Author: TACT Communications

The Tavistock and Portman NHS Foundation Trust has teamed up with parents to co-produce a new animation promoting Video-feedback Intervention to promote Positive Parenting (VIPP), a project which TACT helped initiate.

Rachel James, Consultant Clinical Psychologist and Associate Clinical Director and Paul Dugmore, Consultant Social Worker and Associate Dean, worked with parents who received the VIPP intervention to produce the animation which is launched today, Monday, June 10.

VIPP was originally developed by attachment researchers from Leiden University in the Netherlands. It was brought to the UK in 2014 when TACT helped the Tavistock Trust secure funding from the Consortium of Voluntary Adoption Agencies (CVAA).

In VIPP, the practitioner works primarily with caregivers and young children, filming interactions and making use of video-feedback.

The practitioner records the child and their parent/carer carrying out different activities such as playing together, reading a book, tidying up and having a meal. After the filming, the parent and the practitioner watch the recording from the previous visit and think together about what they see happening between the parent/carer and their child.

This enables detailed observations and discussions to take place, alongside sharing knowledge of child development. This helps the parent/carer to identify their child’s signals and to see the world through their eyes, understanding them more clearly.

VIPP usually takes place in the family home, with up to 7 visits taking place 2 to 4 weeks apart. Each visit lasts approximately 90 minutes.

A parent and co-producer of the film said:

“The intervention was hugely beneficial – life changing for us all – and I was keen to help the team bring the benefits we had experienced to more families.”

Andy Elvin, TACT CEO said:

“TACT is proud to have worked with the Tavistock and Coram BAAF to help embed VIPP into practice in the UK. This therapeutic support intervention is helping adoptive, Special Guardianship Order and foster families across the UK but its use can be so much more widespread. It is approved by NICE (National Institute for Clinical Excellence) and is an ideal first step for families where children have recently moved in.”

Andy added: ”TACT encourages all Local Authorities, Voluntary Adoption Agencies and Independent Fostering Agencies to consider using this intervention and they can contact the Tavistock to enquire about having staff trained to deliver this excellent support.”

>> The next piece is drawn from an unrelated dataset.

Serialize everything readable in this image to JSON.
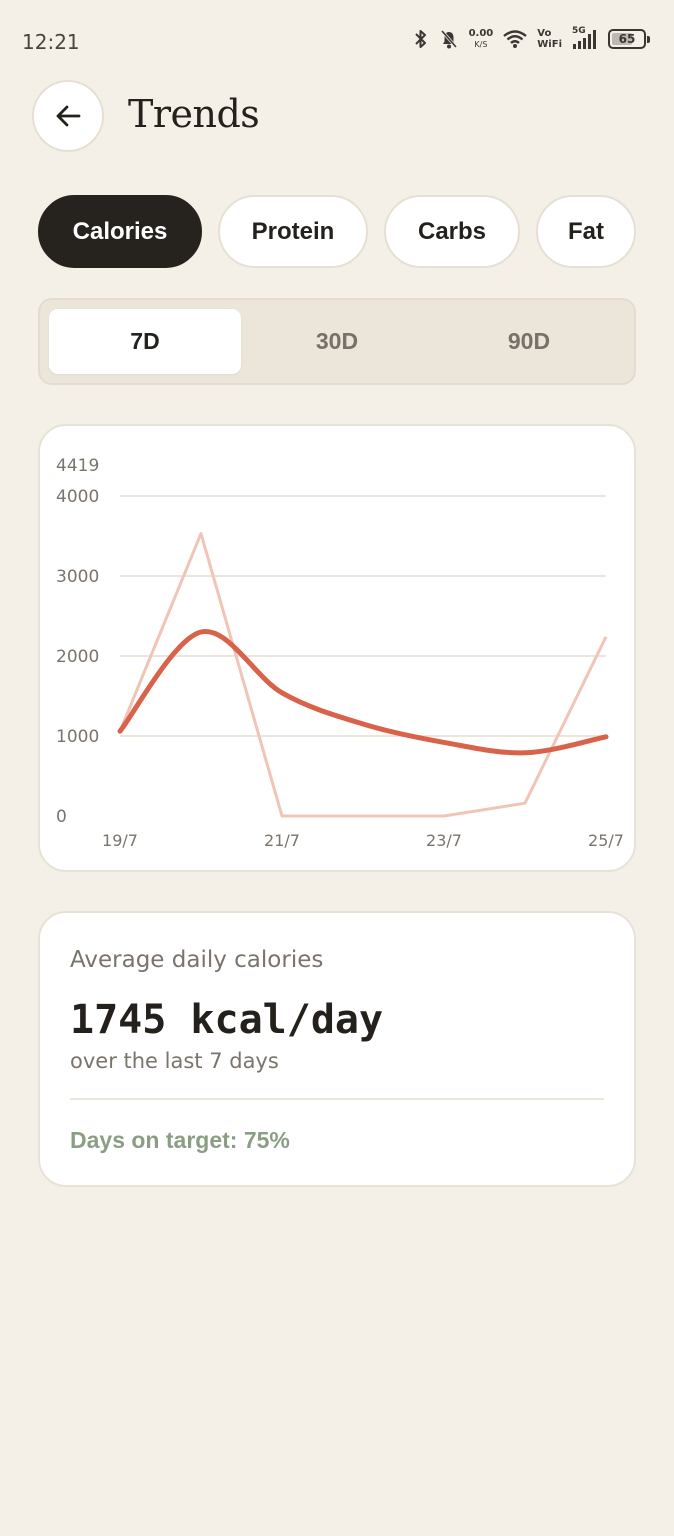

Rachel James, Consultant Clinical Psychologist, co-lead for the National VIPP Unit said:

“We know that service users are the experts on their experience on receiving services and it was crucial that we would co-produce the video with parents or carers who had lived experience of VIPP.  We also saw it as an opportunity to build capacity in the broader children’s workforce and therefore wanted to ensure the animation would help professionals to understand the benefits to parents.”

Paul Dugmore, Consultant Social Worker and co-lead for the National VIPP Unit said:

“We wanted to develop the animation to enable evidence-based help to be promoted to parents, carers and the universal children’s workforce. It was important for us to do this in an accessible way, to reduce any stigma around the challenges of parenting and ensure early intervention to support good mental health and well-being for infants, young children and their parents or carers.”

The video is available to watch by clicking here

Contact John Ratchford: 0771 9722 793 / [email protected]

 The VIPP Unit at the Tavistock and Portman NHS Foundation Trust were awarded funding by the Trust’s Quality and Patient Experience Team to co-produce the animation. They chose to develop their animation with Mummu, a London based animation production company who have a passion for provoking change through helping organisations share their stories, broadening the horizons of their audiences for the better.